L’altra grande attrazione dell’area e uno dei miei maggiori interessi riguardo il Fiume Li era la pesca col cormorano, un’arte antica migliaia di anni e diffusa quasi esclusivamente in Cina e Giappone.

La pratica consiste nell’utilizzo da parte dei pescatori di alcuni cormorani addomesticati che, oltre ad essere animali estremamente docili, sono pescatori formidabili: liberandoli nelle acque del fiume nel giro di pochi minuti sono di ritorno con pesci anche di grosse dimensioni. All’uccello viene applicato al collo una sorta di cappio di ferro o di corda  non così stretto da soffocare l’animale, non abbastanza largo da permettergli di inghiottire le prede più succulente. Secondo una tradizione millenaria, legata anche ad antiche superstizioni, ogni sei prede catturate all’infaticabile cormorano viene concesso di mangiare un pesce come ricompensa, e forse per dimostrargli che il suo sforzo è apprezzato e non lavora per niente.

Al giorno d’oggi la pratica della pesca col cormorano, sebbene sia molto più proficua di quanto si possa immaginare, è quasi del tutto abbandonata: i pochi pescatori tradizionali rimasti, con i loro cappelli di paglia, le lunghe barbe bianche e un aspetto che sembra provenire da un’altra epoca, hanno difatti scoperto un modo più efficace per rendere proficua la propria arte, vendendo le proprie foto ai turisti o mettendo in scena spettacoli dimostrativi di pesca notturna, nei laghi della zona o lungo le acque del fiume.

Di ritorno a Guilin, avendo ancora un paio di ore libere prima di ritornare ad Hangzhou, ho deciso sul momento di visitare un’altra attrazione della città, la Reed Flute cave, che si potrebbe tradurre molto liberamente come ‘la grotta del flauto di bambù’. Sebbene scarsamente pubblicizzata, mi è parso opportuno darle un’occhiata per verificare se la natura avesse creato nel sottosuolo meraviglie pari a quelle visibili alla luce del sole.

 

Mai scelta fu più azzeccata! Difficilmente avrei potuto aspettarmi uno spettacolo del genere: in milioni di anni l’acqua ha scavato dentro alla roccia un incredibile dedalo di stretti corridoi, cunicoli e catacombe alternate a spazi aperti ora grandi, ora enormi, arricchiti da incredibili architetture naturali di colonne, guglie, pinnacoli e altre meraviglie che nessuna mente umana sarebbe mai in grado di immaginare. Per visitare nella sua interezza la Reed Flute cave occorre più di un’ora a piedi lungo un percorso ben pavimentato, a dimostrare l’incredibile estensione di questa struttura.

    

Colori vivi, sgargianti, quasi irreali, amplificati al massimo livello da luci colorate e illuminazioni particolari e molto ‘cinesi’ rendono la grotta assolutamente affascinante, a tratti magica.

  

Persino le giovani ragazze che fanno da guida nella grotta accennano alcune canzoni tradizionali all’interno degli stages naturali in mezzo alle rocce, e un incredibile spettacolo di luci e colori rappresentato nella sala principale, larga decine e decine di metri, è in grado di lasciare senza fiato il visitatore.
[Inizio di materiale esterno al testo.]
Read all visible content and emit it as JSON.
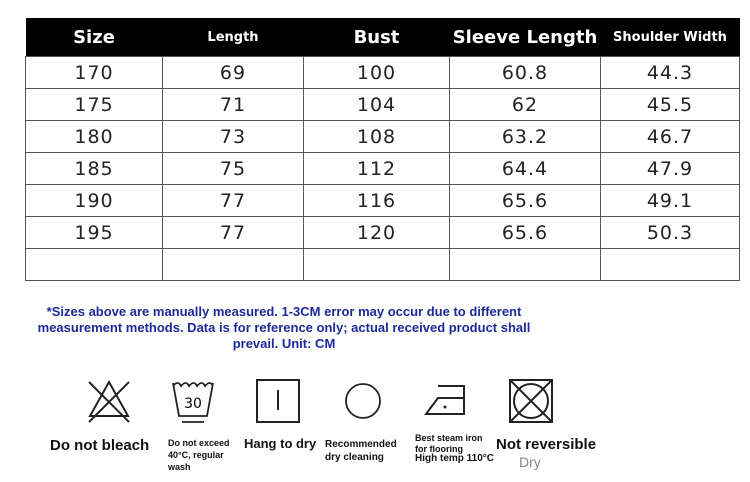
{
  "table": {
    "headers": [
      "Size",
      "Length",
      "Bust",
      "Sleeve Length",
      "Shoulder Width"
    ],
    "rows": [
      [
        "170",
        "69",
        "100",
        "60.8",
        "44.3"
      ],
      [
        "175",
        "71",
        "104",
        "62",
        "45.5"
      ],
      [
        "180",
        "73",
        "108",
        "63.2",
        "46.7"
      ],
      [
        "185",
        "75",
        "112",
        "64.4",
        "47.9"
      ],
      [
        "190",
        "77",
        "116",
        "65.6",
        "49.1"
      ],
      [
        "195",
        "77",
        "120",
        "65.6",
        "50.3"
      ],
      [
        "",
        "",
        "",
        "",
        ""
      ]
    ]
  },
  "note": "*Sizes above are manually measured. 1-3CM error may occur due to different measurement methods. Data is for reference only; actual received product shall prevail. Unit: CM",
  "care": {
    "wash_temp_icon_text": "30",
    "do_not_bleach": "Do not bleach",
    "wash": "Do not exceed 40°C, regular wash",
    "hang": "Hang to dry",
    "dry_clean": "Recommended dry cleaning",
    "iron_line1": "Best steam iron for flooring",
    "iron_line2": "High temp 110°C",
    "not_reversible": "Not reversible",
    "dry": "Dry"
  }
}
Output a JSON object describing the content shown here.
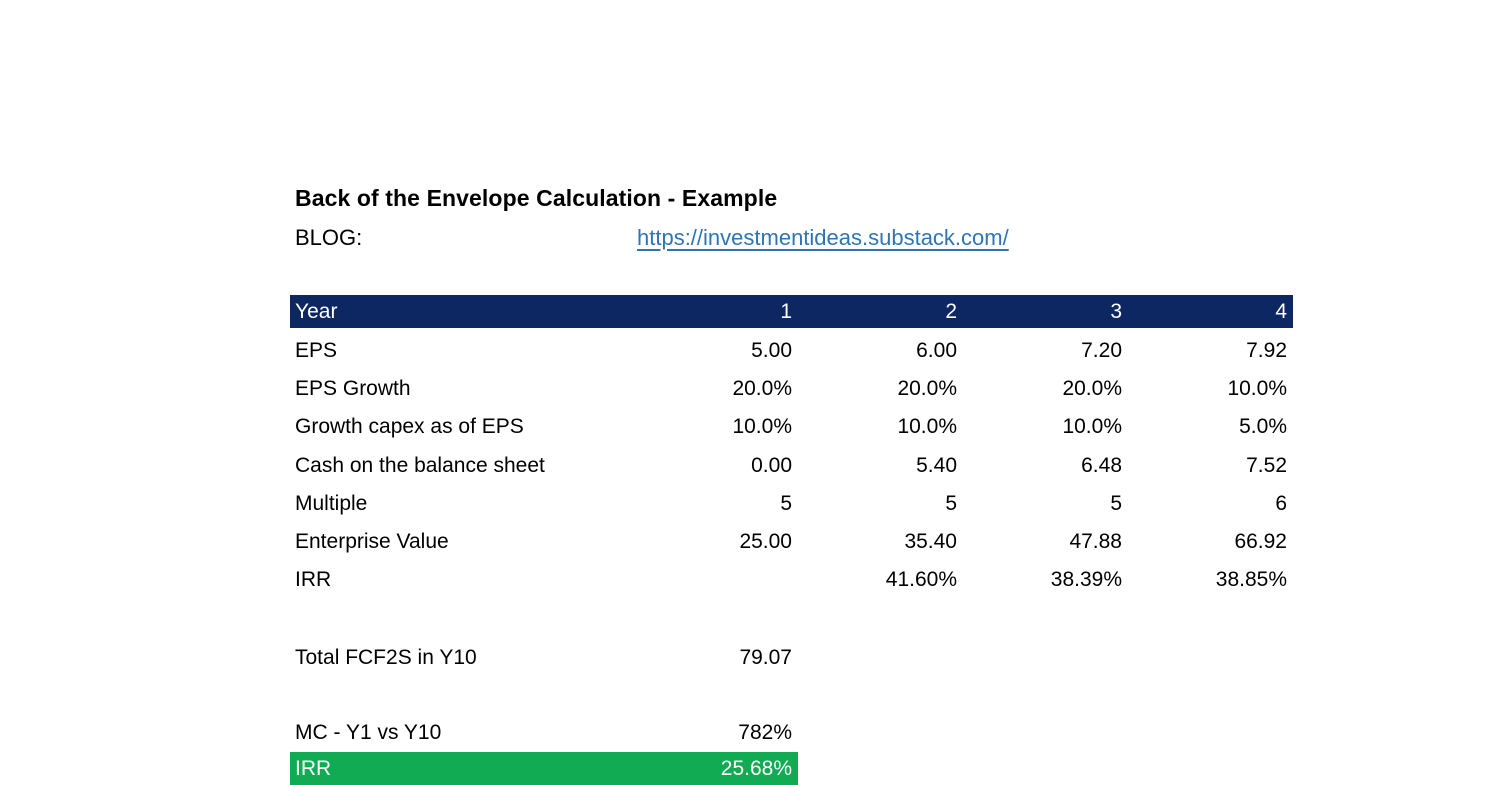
{
  "document": {
    "title": "Back of the Envelope Calculation - Example",
    "blog_label": "BLOG:",
    "blog_url": "https://investmentideas.substack.com/"
  },
  "table": {
    "header": {
      "label": "Year",
      "columns": [
        "1",
        "2",
        "3",
        "4"
      ]
    },
    "rows": [
      {
        "label": "EPS",
        "values": [
          "5.00",
          "6.00",
          "7.20",
          "7.92"
        ]
      },
      {
        "label": "EPS Growth",
        "values": [
          "20.0%",
          "20.0%",
          "20.0%",
          "10.0%"
        ]
      },
      {
        "label": "Growth capex as of EPS",
        "values": [
          "10.0%",
          "10.0%",
          "10.0%",
          "5.0%"
        ]
      },
      {
        "label": "Cash on the balance sheet",
        "values": [
          "0.00",
          "5.40",
          "6.48",
          "7.52"
        ]
      },
      {
        "label": "Multiple",
        "values": [
          "5",
          "5",
          "5",
          "6"
        ]
      },
      {
        "label": "Enterprise Value",
        "values": [
          "25.00",
          "35.40",
          "47.88",
          "66.92"
        ]
      },
      {
        "label": "IRR",
        "values": [
          "",
          "41.60%",
          "38.39%",
          "38.85%"
        ]
      }
    ]
  },
  "summary": {
    "total_fcf2s": {
      "label": "Total FCF2S in Y10",
      "value": "79.07"
    },
    "mc": {
      "label": "MC - Y1 vs Y10",
      "value": "782%"
    },
    "irr": {
      "label": "IRR",
      "value": "25.68%"
    }
  },
  "colors": {
    "header_bg": "#0d2763",
    "highlight_bg": "#10ab53",
    "link": "#2e75b6"
  }
}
In definitiva, si tratta realmente di un ‘Paradiso in terra’? Forse no, se non altro perché il vero Paradiso non dovrebbe aver bisogno della targa luminosa in stile Las Vegas al suo ingresso con su scritto ‘Paradiso’. Ciononostante le incredibili bellezze della zona mi hanno fatto parecchio riflettere su come andrebbero gestite aree come il nord del Guangxi, ovvero senza dover accettare qualunque tipo di compromesso pur di attirare più gente possibile nel breve termine, ma con intelligenza ed equilibrio, rispettando e salvaguardando le bellezze naturali e le costruzioni tradizionali di maggior pregio, in modo che tutti possano conoscerle e  goderne appieno senza per questo snaturarle: il turista è un ospite, non il padrone, e deve essere lui ad adattarsi e ad accettare le regole del luogo in cui si trova. Se si riuscirà a trovare la quadratura del cerchio, luoghi incantevoli come Yangshuo diverranno immortali.